Faute d’avoir su instiller une envie de bonheur, Mai 18 a un goût d’inachevé

Mai 18 s’achève ce jeudi 31 et ne pourra guère prétendre rivaliser dans l’Histoire avec son grand-frère de 68. Y manquait ce goût du bonheur qui seul peut entraîner les foules.

« Soyez réaliste, demandez l’impossible », « l’imagination au pouvoir », « prenez vos désirs pour des réalités », clamaient les manifestants de Mai 68. En Mai 18, il n’était question que de faire « La fête à Macron », de mener une « Grande marée » de protestation pour sauver ce qui restait de vieux acquis sociaux et essayer d’enrayer une casse sociale déjà bien entamée. Un peu court pour faire rêver les foules.

En mars 2018, j’écrivais que seuls des mouvements sociaux offensifs pouvaient être gagnants. Être offensif, ce n’est pas vouloir sauver de vieux acquis sociaux menacés, fussent-il cheminots ou fonctionnaires, c’est en imposer de nouveaux qui dépoussièrent et améliorent encore plus ceux d’avant.

Mais il ne suffit pas non plus pour entraîner les populations de brandir un catalogue de mesures comme L’Avenir en commun et 41 livrets thématiques connus des seuls militants. Il faut, explique Alain Badiou dans un récent entretien libre avec Aude Lancelin, distiller l’idée d’une possibilité, celle qu’un autre monde est possible qui ne se contente de rafistoler les acquis vieillis d’un monde d’avant devenu insupportable.

Alan Badiou :

« Si vous n’êtes d’accord uniquement sur le fait que quelque chose de la situation existante vous paraît inacceptable, c’est très bien.
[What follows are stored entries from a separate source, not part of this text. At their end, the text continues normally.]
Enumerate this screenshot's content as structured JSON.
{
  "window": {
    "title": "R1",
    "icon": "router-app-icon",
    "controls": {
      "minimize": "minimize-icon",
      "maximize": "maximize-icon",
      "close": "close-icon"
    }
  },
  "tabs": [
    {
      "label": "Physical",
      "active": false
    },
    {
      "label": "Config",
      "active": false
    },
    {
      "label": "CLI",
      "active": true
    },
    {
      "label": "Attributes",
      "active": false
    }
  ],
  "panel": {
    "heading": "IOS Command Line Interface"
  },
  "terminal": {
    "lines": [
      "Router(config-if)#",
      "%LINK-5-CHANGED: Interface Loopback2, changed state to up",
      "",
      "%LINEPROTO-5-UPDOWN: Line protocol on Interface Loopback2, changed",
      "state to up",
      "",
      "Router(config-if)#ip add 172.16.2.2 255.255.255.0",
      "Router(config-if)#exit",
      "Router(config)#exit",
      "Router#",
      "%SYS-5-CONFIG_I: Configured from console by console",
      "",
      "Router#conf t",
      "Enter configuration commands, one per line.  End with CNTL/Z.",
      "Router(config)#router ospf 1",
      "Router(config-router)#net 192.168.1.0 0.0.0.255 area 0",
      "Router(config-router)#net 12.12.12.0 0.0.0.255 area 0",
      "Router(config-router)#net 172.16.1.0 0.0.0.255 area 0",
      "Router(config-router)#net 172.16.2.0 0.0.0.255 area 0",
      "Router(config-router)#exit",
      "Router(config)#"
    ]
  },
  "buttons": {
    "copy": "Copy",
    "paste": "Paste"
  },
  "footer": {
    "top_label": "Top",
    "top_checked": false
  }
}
Mais il faudra alors quand même expliquer aux gens ce que vous comptez mettre à la place. Il faut toujours un élément affirmatif qui vienne relayer les éléments négatifs. »

Un modèle de lutte réussie : la ZAD de Notre-Dame des Landes

Lors de la présidentielle 2017, la France insoumise avait trouvé un très joli slogan : « Retrouver le goût du bonheur. » Mais encore eût-il fallu savoir dire et transmettre en quelques mots forts – pas en plusieurs dizaines de pages de recettes – ce qu’on mettait dedans.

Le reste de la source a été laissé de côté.